Special Notes About Alternate Residue Codes

The GLYCAM06 parameter set has begun to expand beyond the set of residues treated by the three-letter naming convention for residues. Here, we introduce three alternate classes of residue codes: four-letter codes, three-letter codes with non-standard naming, and codes where the anomeric configuration is specified by case in the third character.

In general, to understand any particular code, it is necessary to consult documentation associated with the release of the residue structural data.

Four-Letter Codes

Occasionally, it is desirable to have more than one set of structures available for a given residue. For example, iduronate (IdoA, code ‘U’) exists in nature in three ring conformations: 1C4, 4C1 and 2SO. To differentiate them, a fourth character (‘1’, ‘2’ or ‘3’) is added to the three-letter code. So, 4uA is available as 4uA1, 4uA2 and 4uA3 in our parameter set.

Non-Standard Three-Letter Naming

When a residue is not covered at all in the parameter set, it might be assigned almost anything. If necessary to avoid confusion, it might be assigned an all-numerical code, for example ‘001’ or ‘999’. These are defined in files associated with their release.

Specification of Anomeric Configuration in Third Character

In some codes, for example those for GlcNS, the anomeric configuration (alpha or beta) is specified by the case in the third character, with alpha as capital and beta as lower case. For example, 0YN is alpha-D-Glucosamine, and 0Yn is beta.

Combinations of Alternate Coding

Some codes combine one or more element. For example, protonated alpha-D-Glucosamine is 0YNP.
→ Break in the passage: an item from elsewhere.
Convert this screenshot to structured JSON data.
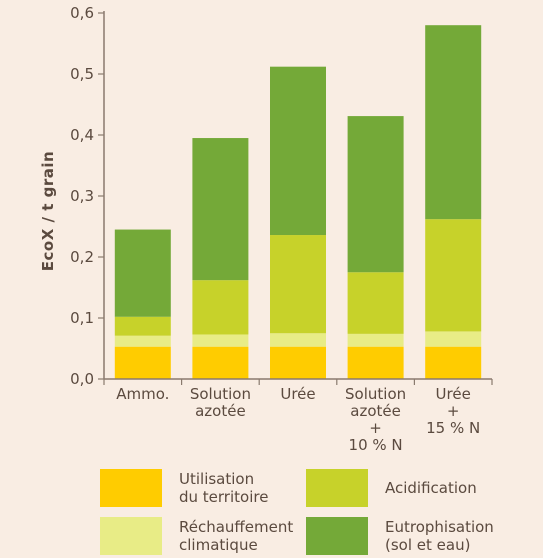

Figure 1. Illustration of the GLYCAM naming convention applied to cellobiose.

Using three letters (Figure 1, Tables1-5), the present system encodes the following content: carbohydrate residue name (Glc, Gal, etc.), ring form (pyranosyl or furanosyl), anomeric configuration (α or β), enantiomeric form (D or L) and occupied linkage positions (2-, 2,3-, 2,4,6-, etc.). Incorporation of linkage position is a particularly useful addition, since, unlike amino acids, the linkage cannot otherwise be inferred from the monosaccharide name. Further, the three-letter codes were chosen to be orthogonal to those currently employed for amino acids. Please see Figure 1 for a graphical illustration of the naming convention.